Cependant, je me dis que j'ai de la chance d'être en Ehpad quand je vois ce qu'il se passe actuellement dans les hôpitaux. Je ne sais pas si je tiendrais. Ça doit être hyper intense, hyper dur. J'ai lu que, dans certains Ehpad, des aides-soignants ont fait jouer leur droit de retrait. Je trouve ça un peu inadmissible. Quand tu te formes dans la santé, tu sais que tu vas potentiellement être mobilisé dans des situations de crise. Dès qu'un plan « blanc » ou « bleu » est déclenché, toute aide-soignante, toute infirmière et même les élèves peuvent être mobilisés. On le sait. Ça fait partie de notre formation, c'est notre métier. Donc je trouve ça dommage.

Estimez-vous que les pouvoirs publics sont à la hauteur ?

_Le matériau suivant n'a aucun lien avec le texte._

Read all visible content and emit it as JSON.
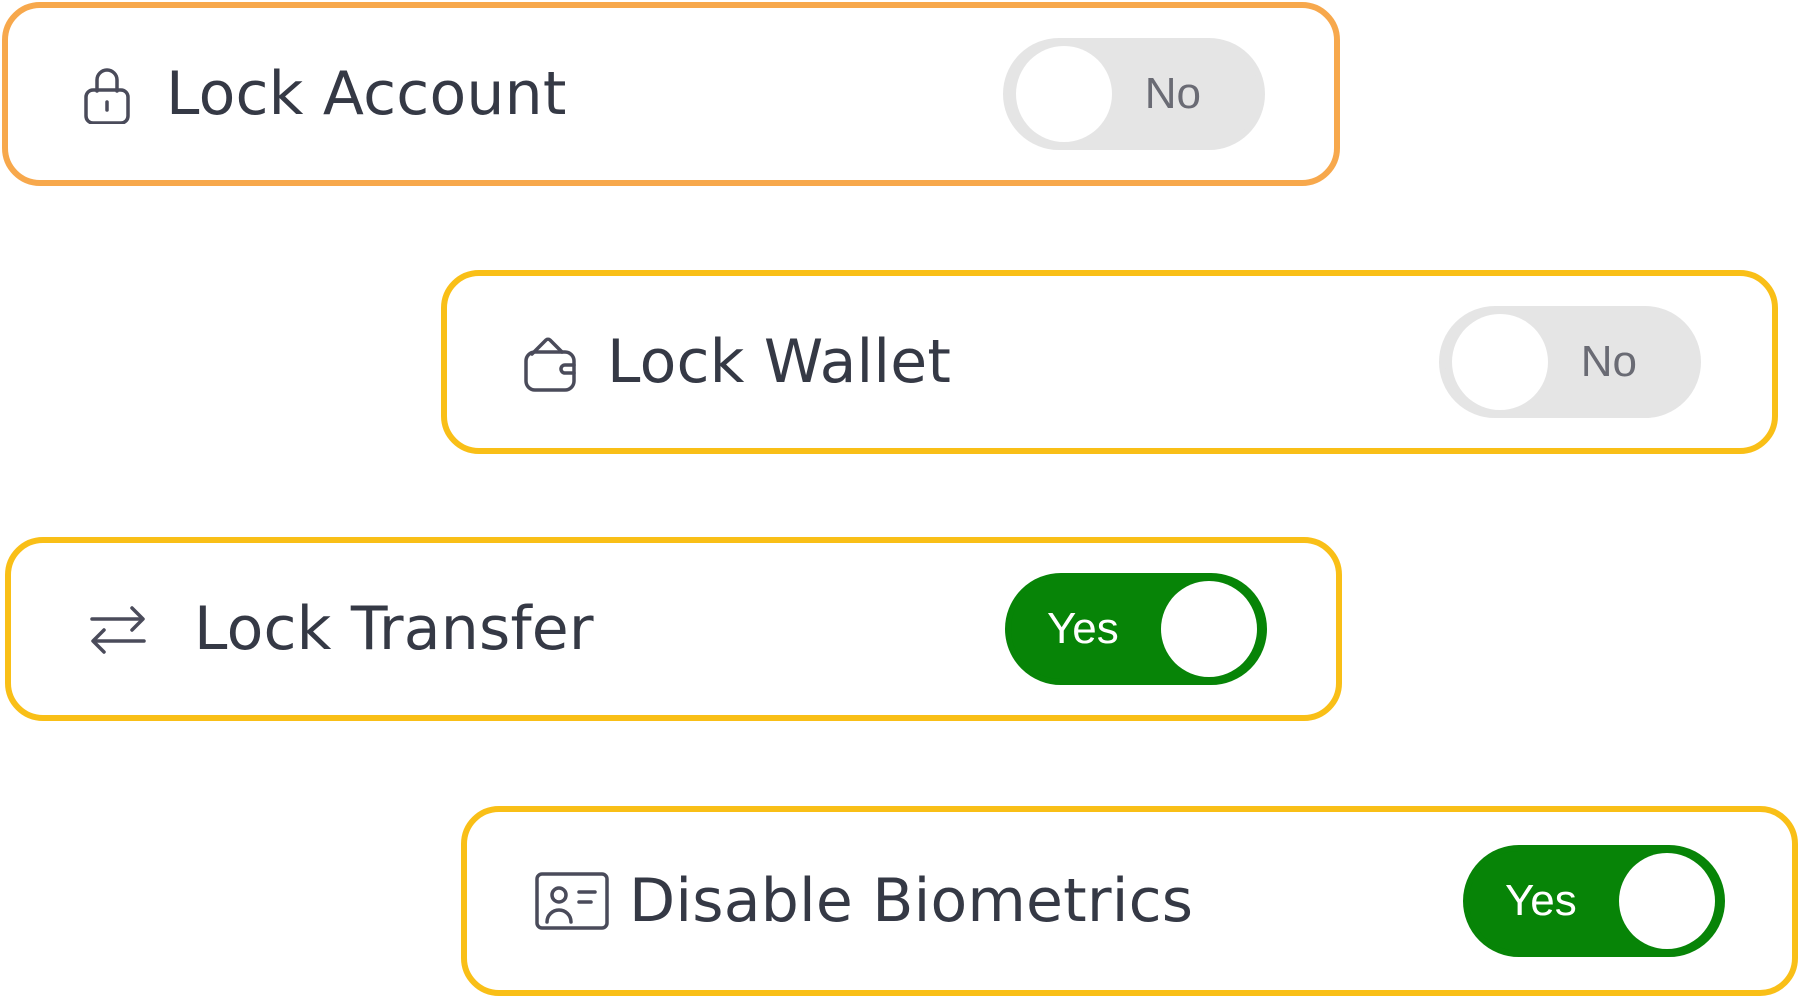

Je pense qu’ils ne comprennent pas la gravité de la situation. Au départ, on disait que seules les personnes âgées étaient vulnérables. On voit bien que ce n’est pas le cas. Il y a un élan de solidarité autour des soignants, en particulier avec les applaudissements tous les soirs à 20 heures. Ce geste-là est sympathique, mais c'est trop tard. Ça me fait penser à l'après-Bataclan, lorsqu'on a remercié toutes les personnes mobilisées. Mais depuis on leur tape dessus, donc, bon… Cela fait combien de temps que le personnel soignant est dans la rue à réclamer des besoins ? Personne ne les écoutait jusqu'à maintenant. 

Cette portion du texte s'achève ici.